The 2D and 3D diverse subset floes are designed to take an input dataset and find a representative subset of that dataset using 2D and 3D similarity clustering. This tutorial describes how to run these specific floes. For general guidance on this floe and the other floes that use large scale clustering, please refer to the large scale clustering tutorial.

Floes used in this Tutorial

The floes used in this tutorial are:

Required Inputs

This floe can take an input dataset with up to several hundred thousand input molecules as input. The 3D Floe will only look at the active conformer for datasets that contain multiconformer molecules. The 3D Floe will ignore molecules without 3D coordinate information.

If the input dataset size is over 20,000, it is recommended to have the Is Large Scale parameter turned on. In this case, the sphere exclusion radius should be chosen carefully. See the section in the large scale clustering tutorial for more details.

If the Is Large Scale parameter is turned off, the sphere exclusion radius will not be used, and k-medoids will be used for clustering. Advanced K-Medoids settings can be chosen in the Advanced: K-Medoids parameter section.
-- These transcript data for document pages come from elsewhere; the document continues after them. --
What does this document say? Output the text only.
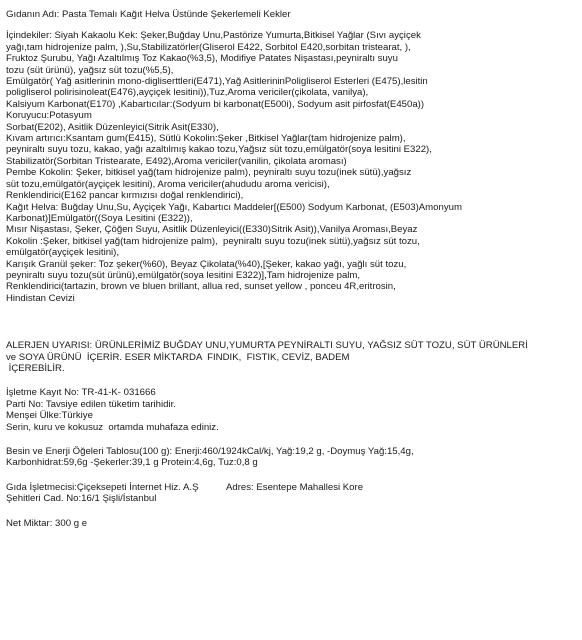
Gıdanın Adı: Pasta Temalı Kağıt Helva Üstünde Şekerlemeli Kekler
İçindekiler: Siyah Kakaolu Kek: Şeker,Buğday Unu,Pastörize Yumurta,Bitkisel Yağlar (Sıvı ayçiçek
yağı,tam hidrojenize palm, ),Su,Stabilizatörler(Gliserol E422, Sorbitol E420,sorbitan tristearat, ),
Fruktoz Şurubu, Yağı Azaltılmış Toz Kakao(%3,5), Modifiye Patates Nişastası,peyniraltı suyu
tozu (süt ürünü), yağsız süt tozu(%5,5),
Emülgatör( Yağ asitlerinin mono-digliserttleri(E471),Yağ AsitlerininPoligliserol Esterleri (E475),lesitin
poligliserol polirisinoleat(E476),ayçiçek lesitini)),Tuz,Aroma vericiler(çikolata, vanilya),
Kalsiyum Karbonat(E170) ,Kabartıcılar:(Sodyum bi karbonat(E500i), Sodyum asit pirfosfat(E450a))
Koruyucu:Potasyum
Sorbat(E202), Asitlik Düzenleyici(Sitrik Asit(E330),
Kıvam artırıcı:Ksantam gum(E415), Sütlü Kokolin:Şeker ,Bitkisel Yağlar(tam hidrojenize palm),
peyniraltı suyu tozu, kakao, yağı azaltılmış kakao tozu,Yağsız süt tozu,emülgatör(soya lesitini E322),
Stabilizatör(Sorbitan Tristearate, E492),Aroma vericiler(vanilin, çikolata aroması)
Pembe Kokolin: Şeker, bitkisel yağ(tam hidrojenize palm), peyniraltı suyu tozu(inek sütü),yağsız
süt tozu,emülgatör(ayçiçek lesitini), Aroma vericiler(ahududu aroma vericisi),
Renklendirici(E162 pancar kırmızısı doğal renklendirici),
Kağıt Helva: Buğday Unu,Su, Ayçiçek Yağı, Kabartıcı Maddeler[(E500) Sodyum Karbonat, (E503)Amonyum
Karbonat)]Emülgatör((Soya Lesitini (E322)),
Mısır Nişastası, Şeker, Çöğen Suyu, Asitlik Düzenleyici((E330)Sitrik Asit)),Vanilya Aroması,Beyaz
Kokolin :Şeker, bitkisel yağ(tam hidrojenize palm),  peyniraltı suyu tozu(inek sütü),yağsız süt tozu,
emülgatör(ayçiçek lesitini),
Karışık Granül şeker: Toz şeker(%60), Beyaz Çikolata(%40),[Şeker, kakao yağı, yağlı süt tozu,
peyniraltı suyu tozu(süt ürünü),emülgatör(soya lesitini E322)],Tam hidrojenize palm,
Renklendirici(tartazin, brown ve bluen brillant, allua red, sunset yellow , ponceu 4R,eritrosin,
Hindistan Cevizi
ALERJEN UYARISI: ÜRÜNLERİMİZ BUĞDAY UNU,YUMURTA PEYNİRALTI SUYU, YAĞSIZ SÜT TOZU, SÜT ÜRÜNLERİ
ve SOYA ÜRÜNÜ  İÇERİR. ESER MİKTARDA  FINDIK,  FISTIK, CEVİZ, BADEM
İÇEREBİLİR.
İşletme Kayıt No: TR-41-K- 031666
Parti No: Tavsiye edilen tüketim tarihidir.
Menşei Ülke:Türkiye
Serin, kuru ve kokusuz  ortamda muhafaza ediniz.
Besin ve Enerji Öğeleri Tablosu(100 g): Enerji:460/1924kCal/kj, Yağ:19,2 g, -Doymuş Yağ:15,4g,
Karbonhidrat:59,6g -Şekerler:39,1 g Protein:4,6g, Tuz:0,8 g
Gıda İşletmecisi:Çiçeksepeti İnternet Hiz. A.Ş	Adres: Esentepe Mahallesi Kore
Şehitleri Cad. No:16/1 Şişli/İstanbul
Net Miktar: 300 g e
In either case, small or large scale, the floe requires the user to input the number of molecules to be input. In the large scale case, the number actually output in the subset may be less than the number requested.

Outputs

Unlike other floes involving clustering, this floe only outputs a subset dataset of the chosen subset. The subset name can be chosen in the Output Parameter Group.

Troubleshooting

Refer to the troubleshooting section in the large scale clustering floe tutorial for advice on fixing any problems encountered while running this floe.